CONSTITUTIVE RELATIONS
The constitutive equations for the media under consideration can be formulated on the base of the deformation theory of plasticity using the complementary potential energy function, that can be represented in the form Φ=1/2 (A+Bξ^2 ) σ_0^2+[1+κ(ξ)]g(σ_0 ). For the power law function g_0 (σ_0 )=kσ_0^n/n the generalized stress-strain relations are
ε_ij=3/2 [A+λ(ξ)kσ_0^(n-2) ] S_ij+1/3 [B+Λ(ξ)kσ_0^(n-2) ]σδ_ij,
λ(ξ)=1+κ(ξ)-κ^' (ξ)ξ/n, Λ(ξ)=κ'(ξ)/(ξn ).
The equivalent bulk strain and bulk strain are determined by the equations
ε_0=[A+λ(ξ)kσ_0^(n-2) ] σ_0, ε=[B+Λ(ξ)kσ_0^(n-2) ]σ.
The bulk strain and the equivalent strain are interrelated, and this relationship depends on the type of stress state in a medium. A quite satisfactory correspondence between theoretical stress - strain curves shown in Fig. 1 and Fig. 2 by solid lines and experimental values of stresses and strains marked by points corresponding to different types of loading is observed. The approximations for material functions are suggested. The conditions for the uniqueness of solution of boundary value problem are the following:
A+[(n-1)λ(ξ)-ξλ^' (ξ)]kσ_0^(n-2)>0,
B+[Λ(ξ)+ξΛ^' (ξ)]kσ_0^(n-2)-[λ^' (ξ)kσ_0^(n-2) ]^2/(A+[(n-1)λ(ξ)-ξλ^' (ξ)]kσ_0^(n-2) )>0,
1/2 (A+Bξ^2 ) σ_0^2+[λ(ξ)+ξ^2 Λ(ξ)]kσ_0^n/n>0.

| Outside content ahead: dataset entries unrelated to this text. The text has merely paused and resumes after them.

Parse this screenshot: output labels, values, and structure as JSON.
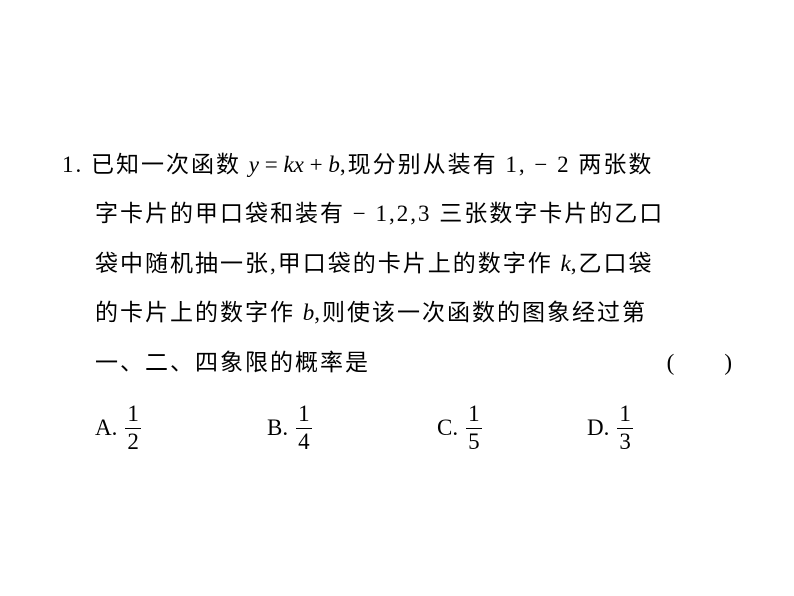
{
  "question": {
    "number": "1.",
    "line1_prefix": "已知一次函数 ",
    "eq_y": "y",
    "eq_equals": " = ",
    "eq_kx": "kx",
    "eq_plus": " + ",
    "eq_b": "b",
    "line1_suffix": ",现分别从装有 1, − 2 两张数",
    "line2": "字卡片的甲口袋和装有 − 1,2,3 三张数字卡片的乙口",
    "line3_prefix": "袋中随机抽一张,甲口袋的卡片上的数字作 ",
    "line3_k": "k",
    "line3_suffix": ",乙口袋",
    "line4_prefix": "的卡片上的数字作 ",
    "line4_b": "b",
    "line4_suffix": ",则使该一次函数的图象经过第",
    "line5_text": "一、二、四象限的概率是",
    "paren_open": "(",
    "paren_space": "　　",
    "paren_close": ")"
  },
  "choices": {
    "a": {
      "label": "A.",
      "num": "1",
      "den": "2"
    },
    "b": {
      "label": "B.",
      "num": "1",
      "den": "4"
    },
    "c": {
      "label": "C.",
      "num": "1",
      "den": "5"
    },
    "d": {
      "label": "D.",
      "num": "1",
      "den": "3"
    }
  },
  "style": {
    "text_color": "#000000",
    "background": "#ffffff",
    "font_size_body": 23,
    "line_height": 2.15,
    "letter_spacing": 2
  }
}
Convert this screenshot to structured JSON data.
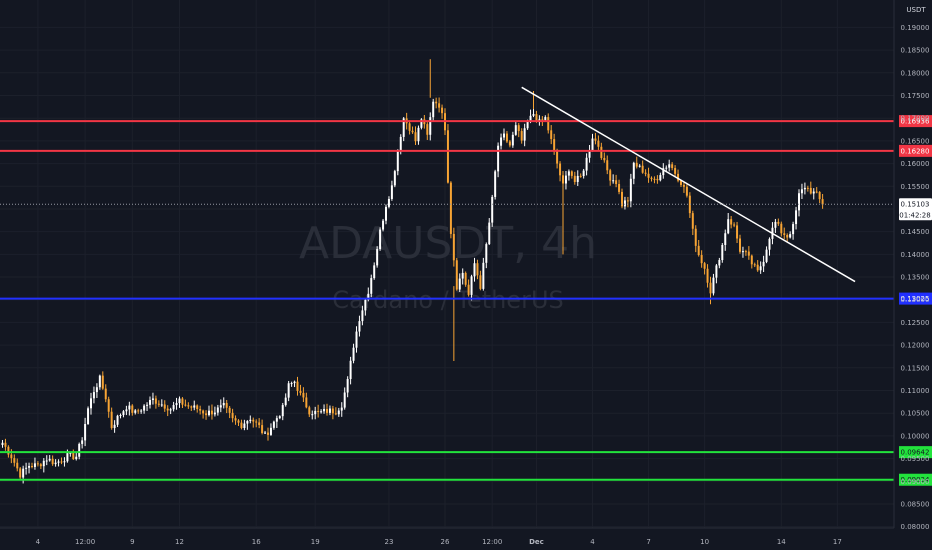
{
  "chart_data": {
    "type": "candlestick",
    "symbol": "ADAUSDT, 4h",
    "description": "Cardano / TetherUS",
    "currency": "USDT",
    "current_price": "0.15103",
    "countdown": "01:42:28",
    "y_ticks": [
      "0.19000",
      "0.18500",
      "0.18000",
      "0.17500",
      "0.17000",
      "0.16500",
      "0.16000",
      "0.15500",
      "0.15000",
      "0.14500",
      "0.14000",
      "0.13500",
      "0.13000",
      "0.12500",
      "0.12000",
      "0.11500",
      "0.11000",
      "0.10500",
      "0.10000",
      "0.09500",
      "0.09000",
      "0.08500",
      "0.08000"
    ],
    "x_ticks": [
      {
        "label": "4",
        "bar": 12
      },
      {
        "label": "12:00",
        "bar": 28
      },
      {
        "label": "9",
        "bar": 44
      },
      {
        "label": "12",
        "bar": 60
      },
      {
        "label": "16",
        "bar": 86
      },
      {
        "label": "19",
        "bar": 106
      },
      {
        "label": "23",
        "bar": 131
      },
      {
        "label": "26",
        "bar": 150
      },
      {
        "label": "12:00",
        "bar": 166
      },
      {
        "label": "Dec",
        "bar": 181,
        "bold": true
      },
      {
        "label": "4",
        "bar": 200
      },
      {
        "label": "7",
        "bar": 219
      },
      {
        "label": "10",
        "bar": 238
      },
      {
        "label": "14",
        "bar": 264
      },
      {
        "label": "17",
        "bar": 283
      }
    ],
    "ylim": [
      0.0775,
      0.1945
    ],
    "horizontal_levels": [
      {
        "value": 0.16936,
        "label": "0.16936",
        "color": "#f23645"
      },
      {
        "value": 0.1628,
        "label": "0.16280",
        "color": "#f23645"
      },
      {
        "value": 0.13025,
        "label": "0.13025",
        "color": "#2130ff"
      },
      {
        "value": 0.09642,
        "label": "0.09642",
        "color": "#22e33c"
      },
      {
        "value": 0.09034,
        "label": "0.09034",
        "color": "#22e33c"
      }
    ],
    "trendline": {
      "bar1": 176,
      "value1": 0.1768,
      "bar2": 289,
      "value2": 0.134,
      "color": "#ffffff"
    },
    "up_color": "#ffffff",
    "down_color": "#f7a434",
    "anchors": [
      [
        0,
        0.0985
      ],
      [
        3,
        0.0955
      ],
      [
        6,
        0.0915
      ],
      [
        9,
        0.0935
      ],
      [
        12,
        0.0935
      ],
      [
        15,
        0.095
      ],
      [
        18,
        0.094
      ],
      [
        22,
        0.0955
      ],
      [
        25,
        0.0955
      ],
      [
        27,
        0.0995
      ],
      [
        29,
        0.106
      ],
      [
        31,
        0.11
      ],
      [
        33,
        0.1125
      ],
      [
        35,
        0.1085
      ],
      [
        37,
        0.102
      ],
      [
        39,
        0.104
      ],
      [
        42,
        0.1065
      ],
      [
        45,
        0.105
      ],
      [
        48,
        0.1065
      ],
      [
        51,
        0.108
      ],
      [
        54,
        0.107
      ],
      [
        57,
        0.106
      ],
      [
        60,
        0.1075
      ],
      [
        63,
        0.1065
      ],
      [
        66,
        0.106
      ],
      [
        69,
        0.105
      ],
      [
        72,
        0.1055
      ],
      [
        75,
        0.1065
      ],
      [
        78,
        0.1035
      ],
      [
        81,
        0.1025
      ],
      [
        84,
        0.104
      ],
      [
        87,
        0.102
      ],
      [
        89,
        0.1
      ],
      [
        92,
        0.103
      ],
      [
        95,
        0.106
      ],
      [
        97,
        0.111
      ],
      [
        99,
        0.112
      ],
      [
        101,
        0.109
      ],
      [
        104,
        0.1055
      ],
      [
        107,
        0.105
      ],
      [
        110,
        0.1055
      ],
      [
        113,
        0.1055
      ],
      [
        115,
        0.107
      ],
      [
        117,
        0.112
      ],
      [
        119,
        0.12
      ],
      [
        121,
        0.126
      ],
      [
        124,
        0.132
      ],
      [
        126,
        0.138
      ],
      [
        128,
        0.145
      ],
      [
        130,
        0.151
      ],
      [
        132,
        0.155
      ],
      [
        134,
        0.163
      ],
      [
        136,
        0.17
      ],
      [
        138,
        0.168
      ],
      [
        140,
        0.165
      ],
      [
        142,
        0.17
      ],
      [
        144,
        0.166
      ],
      [
        146,
        0.174
      ],
      [
        148,
        0.173
      ],
      [
        150,
        0.168
      ],
      [
        152,
        0.145
      ],
      [
        154,
        0.133
      ],
      [
        156,
        0.136
      ],
      [
        158,
        0.131
      ],
      [
        160,
        0.138
      ],
      [
        162,
        0.133
      ],
      [
        164,
        0.142
      ],
      [
        166,
        0.152
      ],
      [
        168,
        0.164
      ],
      [
        170,
        0.166
      ],
      [
        172,
        0.164
      ],
      [
        174,
        0.168
      ],
      [
        176,
        0.165
      ],
      [
        178,
        0.169
      ],
      [
        180,
        0.171
      ],
      [
        182,
        0.169
      ],
      [
        184,
        0.17
      ],
      [
        186,
        0.165
      ],
      [
        188,
        0.16
      ],
      [
        190,
        0.155
      ],
      [
        192,
        0.159
      ],
      [
        194,
        0.156
      ],
      [
        196,
        0.157
      ],
      [
        198,
        0.161
      ],
      [
        200,
        0.166
      ],
      [
        202,
        0.164
      ],
      [
        204,
        0.16
      ],
      [
        206,
        0.157
      ],
      [
        208,
        0.156
      ],
      [
        210,
        0.151
      ],
      [
        212,
        0.152
      ],
      [
        214,
        0.16
      ],
      [
        216,
        0.159
      ],
      [
        218,
        0.158
      ],
      [
        220,
        0.156
      ],
      [
        222,
        0.157
      ],
      [
        224,
        0.159
      ],
      [
        226,
        0.16
      ],
      [
        228,
        0.158
      ],
      [
        230,
        0.156
      ],
      [
        232,
        0.153
      ],
      [
        234,
        0.145
      ],
      [
        236,
        0.14
      ],
      [
        238,
        0.137
      ],
      [
        240,
        0.132
      ],
      [
        242,
        0.137
      ],
      [
        244,
        0.142
      ],
      [
        246,
        0.148
      ],
      [
        248,
        0.146
      ],
      [
        250,
        0.141
      ],
      [
        252,
        0.14
      ],
      [
        254,
        0.138
      ],
      [
        256,
        0.136
      ],
      [
        258,
        0.139
      ],
      [
        260,
        0.144
      ],
      [
        262,
        0.147
      ],
      [
        264,
        0.145
      ],
      [
        266,
        0.144
      ],
      [
        268,
        0.146
      ],
      [
        270,
        0.153
      ],
      [
        272,
        0.155
      ],
      [
        274,
        0.154
      ],
      [
        276,
        0.153
      ],
      [
        278,
        0.151
      ]
    ]
  }
}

The crack problem under remote tensile stress normal to the crack plane is considered to study the influence of features of material’s behavior on stress and strain fields near a crack tip and conditions for crack growth.
CONCLUSIONS
On the base of analysis of results of experimental studies of different heterogeneous materials, the constitutive relations are proposed to describe the stress state susceptibility of materials properties, materials dilatation and other features of materials behaviour. Quite satisfactory correspondence between experimental data and theoretical dependencies is demonstrated. For specific material functions, the distributions of stresses, strains, and displacements near the crack tip are studied. The conditions of the crack growth initiation are determined with the use of the invariant integral. It is shown that the amplitude of singularity for the material with stress-state dependent properties is substantially lower than the corresponding value obtained for the incompressible material.
References
[1] Lomakin E.V. Constitutive models of mechanical behavior of media with stress state dependent properties. In: Altenbach H., Maugin G.A., Erofeev V. (ed) Mechanics of generalized continua, Advanced Structured Materials, 7:339-350. Heidelberg: Springer, 2011.